I have yet to see a firm that balances well the creation of these assets with the governance of them, encouraging service innovation without fragmenting effort purposelessly. Worse, it contributes to systemic risk. As we have very recently seen, the quality control, the data security, the data provenance, the safeguarding of standards all get subsumed by firms who have never had to manage these things at scale. Legal risk (competition law, anti-trust, data use rights) becomes a feature not a bug in this new environment.
And none of this even addresses the LLM-shaped elephant in the room: you have to manage this "bot management load" not just today but tomorrow and into the future. As we know, foundational model upgrades (or even cheeky system prompt changes) break or modify the outcomes of these agents in processing tasks.
There's now a name for this: "agentic drift," where systems degrade quietly over weeks and months as underlying models update, data shifts, and business contexts change. Worse still, as our insight into fundamental LLM mechanics deepens, the quality control concerns embedded in these legacy bots become more acute and pressing.
An aside: like many, I have a "skill" that builds other skills, not unlike what Claude released this week.
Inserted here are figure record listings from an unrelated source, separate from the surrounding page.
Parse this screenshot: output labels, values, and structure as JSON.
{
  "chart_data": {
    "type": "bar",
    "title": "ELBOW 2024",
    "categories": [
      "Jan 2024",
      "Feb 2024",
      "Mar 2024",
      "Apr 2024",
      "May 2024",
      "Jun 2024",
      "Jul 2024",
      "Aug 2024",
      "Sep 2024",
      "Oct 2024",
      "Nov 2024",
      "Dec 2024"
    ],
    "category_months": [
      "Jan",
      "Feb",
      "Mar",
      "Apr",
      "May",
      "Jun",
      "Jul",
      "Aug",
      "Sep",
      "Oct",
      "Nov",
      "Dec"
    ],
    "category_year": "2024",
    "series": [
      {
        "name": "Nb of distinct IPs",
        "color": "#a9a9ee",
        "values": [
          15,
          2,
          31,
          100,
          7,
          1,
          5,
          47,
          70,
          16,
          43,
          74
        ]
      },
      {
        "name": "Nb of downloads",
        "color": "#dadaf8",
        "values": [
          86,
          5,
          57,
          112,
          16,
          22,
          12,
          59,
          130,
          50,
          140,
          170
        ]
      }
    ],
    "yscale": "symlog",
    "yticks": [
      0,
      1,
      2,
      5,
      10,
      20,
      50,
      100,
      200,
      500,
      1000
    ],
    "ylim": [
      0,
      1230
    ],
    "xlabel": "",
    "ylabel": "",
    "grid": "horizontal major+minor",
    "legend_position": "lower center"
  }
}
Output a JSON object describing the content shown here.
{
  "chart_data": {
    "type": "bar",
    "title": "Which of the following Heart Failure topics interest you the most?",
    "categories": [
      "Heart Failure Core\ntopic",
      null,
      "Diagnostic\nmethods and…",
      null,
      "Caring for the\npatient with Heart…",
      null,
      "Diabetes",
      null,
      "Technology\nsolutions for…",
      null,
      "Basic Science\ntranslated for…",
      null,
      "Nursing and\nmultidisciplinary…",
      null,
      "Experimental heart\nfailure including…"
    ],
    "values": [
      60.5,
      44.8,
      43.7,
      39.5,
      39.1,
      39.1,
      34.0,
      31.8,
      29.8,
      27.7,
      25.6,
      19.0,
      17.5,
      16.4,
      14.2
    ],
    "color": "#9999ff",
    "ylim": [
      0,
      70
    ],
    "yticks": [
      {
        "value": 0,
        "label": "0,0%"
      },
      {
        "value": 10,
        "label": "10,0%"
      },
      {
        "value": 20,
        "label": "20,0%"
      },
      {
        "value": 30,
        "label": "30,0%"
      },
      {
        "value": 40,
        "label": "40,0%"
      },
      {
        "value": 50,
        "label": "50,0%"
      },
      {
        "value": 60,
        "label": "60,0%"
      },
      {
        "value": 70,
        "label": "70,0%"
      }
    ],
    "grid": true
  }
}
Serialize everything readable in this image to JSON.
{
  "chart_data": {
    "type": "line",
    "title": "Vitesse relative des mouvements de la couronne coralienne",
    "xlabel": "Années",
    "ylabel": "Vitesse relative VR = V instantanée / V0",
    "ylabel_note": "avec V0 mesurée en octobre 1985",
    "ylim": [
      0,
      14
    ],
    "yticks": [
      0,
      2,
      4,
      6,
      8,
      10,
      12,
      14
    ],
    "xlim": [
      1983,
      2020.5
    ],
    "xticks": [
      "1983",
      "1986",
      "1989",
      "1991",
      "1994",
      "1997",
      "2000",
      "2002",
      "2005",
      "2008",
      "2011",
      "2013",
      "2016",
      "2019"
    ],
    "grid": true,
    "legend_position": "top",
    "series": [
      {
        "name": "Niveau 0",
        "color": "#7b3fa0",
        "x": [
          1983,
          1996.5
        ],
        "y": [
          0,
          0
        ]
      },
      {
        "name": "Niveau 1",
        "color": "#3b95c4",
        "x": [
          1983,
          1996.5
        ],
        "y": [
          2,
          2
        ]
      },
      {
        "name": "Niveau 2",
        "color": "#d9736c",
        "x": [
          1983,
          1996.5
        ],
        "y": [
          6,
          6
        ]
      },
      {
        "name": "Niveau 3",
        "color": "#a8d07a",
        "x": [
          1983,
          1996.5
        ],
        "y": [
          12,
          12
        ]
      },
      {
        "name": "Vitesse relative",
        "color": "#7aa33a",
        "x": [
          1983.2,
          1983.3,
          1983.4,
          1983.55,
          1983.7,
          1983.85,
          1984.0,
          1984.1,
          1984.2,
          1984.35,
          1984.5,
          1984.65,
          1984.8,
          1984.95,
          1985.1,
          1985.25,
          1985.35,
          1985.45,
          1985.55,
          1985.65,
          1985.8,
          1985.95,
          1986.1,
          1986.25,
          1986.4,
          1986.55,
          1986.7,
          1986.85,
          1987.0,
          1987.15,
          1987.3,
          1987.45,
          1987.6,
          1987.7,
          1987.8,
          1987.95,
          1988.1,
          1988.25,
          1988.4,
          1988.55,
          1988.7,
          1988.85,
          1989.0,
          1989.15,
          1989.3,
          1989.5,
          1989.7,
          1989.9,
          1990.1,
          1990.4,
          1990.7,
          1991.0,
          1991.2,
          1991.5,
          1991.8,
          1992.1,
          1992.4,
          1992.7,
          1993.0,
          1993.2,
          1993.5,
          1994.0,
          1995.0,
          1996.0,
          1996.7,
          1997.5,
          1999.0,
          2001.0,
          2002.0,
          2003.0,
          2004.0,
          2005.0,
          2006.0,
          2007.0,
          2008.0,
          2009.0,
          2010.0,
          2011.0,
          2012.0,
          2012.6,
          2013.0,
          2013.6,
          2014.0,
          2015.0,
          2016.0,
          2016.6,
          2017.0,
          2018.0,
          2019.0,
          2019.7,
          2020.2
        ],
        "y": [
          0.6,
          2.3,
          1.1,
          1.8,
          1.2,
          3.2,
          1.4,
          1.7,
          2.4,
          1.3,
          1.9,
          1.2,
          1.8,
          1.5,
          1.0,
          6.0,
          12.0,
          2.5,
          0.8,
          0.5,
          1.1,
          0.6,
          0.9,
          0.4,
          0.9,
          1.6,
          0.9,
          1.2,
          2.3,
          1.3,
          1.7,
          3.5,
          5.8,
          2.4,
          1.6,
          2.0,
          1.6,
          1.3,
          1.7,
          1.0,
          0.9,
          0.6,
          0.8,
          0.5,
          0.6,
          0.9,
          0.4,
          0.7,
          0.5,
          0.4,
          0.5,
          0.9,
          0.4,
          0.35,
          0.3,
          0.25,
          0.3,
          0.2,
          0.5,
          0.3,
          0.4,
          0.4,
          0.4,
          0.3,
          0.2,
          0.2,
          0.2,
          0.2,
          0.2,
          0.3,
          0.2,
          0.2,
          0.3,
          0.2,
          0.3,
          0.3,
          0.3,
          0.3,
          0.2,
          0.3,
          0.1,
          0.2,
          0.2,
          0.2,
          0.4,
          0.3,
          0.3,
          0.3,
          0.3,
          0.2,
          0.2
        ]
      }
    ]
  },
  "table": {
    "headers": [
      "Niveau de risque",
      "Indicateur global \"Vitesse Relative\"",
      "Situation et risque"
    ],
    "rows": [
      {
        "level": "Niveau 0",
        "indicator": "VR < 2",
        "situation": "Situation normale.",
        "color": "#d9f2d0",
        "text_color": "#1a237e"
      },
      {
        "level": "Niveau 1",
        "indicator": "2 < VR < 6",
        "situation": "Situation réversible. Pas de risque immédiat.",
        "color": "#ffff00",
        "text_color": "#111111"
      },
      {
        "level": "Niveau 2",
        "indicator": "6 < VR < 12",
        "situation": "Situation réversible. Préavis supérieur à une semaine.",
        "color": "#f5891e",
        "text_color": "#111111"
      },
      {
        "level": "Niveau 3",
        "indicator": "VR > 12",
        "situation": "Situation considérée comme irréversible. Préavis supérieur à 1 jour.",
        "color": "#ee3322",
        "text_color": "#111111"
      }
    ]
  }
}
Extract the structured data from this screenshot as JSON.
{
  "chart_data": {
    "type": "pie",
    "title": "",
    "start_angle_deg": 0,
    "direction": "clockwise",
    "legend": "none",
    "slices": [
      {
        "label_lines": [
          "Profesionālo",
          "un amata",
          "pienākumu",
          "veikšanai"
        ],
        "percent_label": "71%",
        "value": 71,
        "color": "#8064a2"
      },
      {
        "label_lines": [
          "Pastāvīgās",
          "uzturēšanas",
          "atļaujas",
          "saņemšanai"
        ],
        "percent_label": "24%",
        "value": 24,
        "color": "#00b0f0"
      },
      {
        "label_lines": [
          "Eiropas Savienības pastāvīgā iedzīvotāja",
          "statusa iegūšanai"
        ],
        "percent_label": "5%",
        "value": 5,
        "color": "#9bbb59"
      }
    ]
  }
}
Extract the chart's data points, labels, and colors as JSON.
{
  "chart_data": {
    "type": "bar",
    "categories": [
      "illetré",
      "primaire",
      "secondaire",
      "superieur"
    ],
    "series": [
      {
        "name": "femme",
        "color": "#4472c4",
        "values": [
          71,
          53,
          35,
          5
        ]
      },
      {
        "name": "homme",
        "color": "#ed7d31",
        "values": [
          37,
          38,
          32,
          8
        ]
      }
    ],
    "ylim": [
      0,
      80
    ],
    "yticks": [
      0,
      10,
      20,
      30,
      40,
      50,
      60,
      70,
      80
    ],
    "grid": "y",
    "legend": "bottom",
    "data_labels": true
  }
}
But I send mine into Claude Cowork once a week to scan ArXiv for the newest articles relevant to my use of GenAI and it identifies and internalises improvements to my skill-building bot. So my skill-building semi-automatically improves itself each week based on best academic understanding of LLM behaviour and capability. I don't know many other people that do this as consistent practice.
We all thought "tech debt" used to be an organisational drag. Just wait until we arrive 24 to 36 months from now — it's going to be painful.
One more aside: if there is a platform or system that manages these things well, please drop me a note! Gartner just named "Agent Management Platforms" as a formal category and projects spending will surge from nearly nothing today to $15 billion by 2029. The market clearly agrees we have a problem. Excel macros can create some havoc; GenAI bots can create chaos!
The risks that this new world creates across every dimension (operational rigour, IP protection, bias, data security) are close to unprecedented in industrial technology disruption. The more capable, autonomous, and powerful these agentic capabilities get, the more scope for unintentional or deliberate malfeasance. You thought the "flash crash" was bad — Amazon recently held an emergency engineering meeting after AI-assisted code changes caused a 13-hour AWS outage and then brought down Amazon.com itself for six hours. We haven't seen anything yet.
Last, we will see an explosion of competition. Different layers of offerings and business models will see violent expansion and redistribution of value, market share, and positioning. (I am going to tackle "competitive moats" in a GenAI-intermediated world sometime very soon.)
So welcome to our new world: The Compression & The Explosion.
Expect more on competitive moats, the future of PE in enterprise services, talent, and the strange new economics of a world where building is cheap and governing what you've built is the hard part. I'll also be increasingly welcoming co-authors (friends old and new) who bring perspectives I can't. I know, I know — I need to get back to a more regular cadence. It's been a busy first year out in the field! Stay tuned.
j
Disclaimer: These views are my own and reflect no other organisation. They are current today but likely to evolve rapidly as our world, markets, and technologies do. Comments are welcome but please be constructive and civil. We are all trying to work out answers to this new world together!
Nota Bene: A friend asked me if I write these posts or does an LLM! I write all the words you see above. I do ask an LLM to critique it for me, identify any grammar errors, and fact-check my references. But the words all remain my own.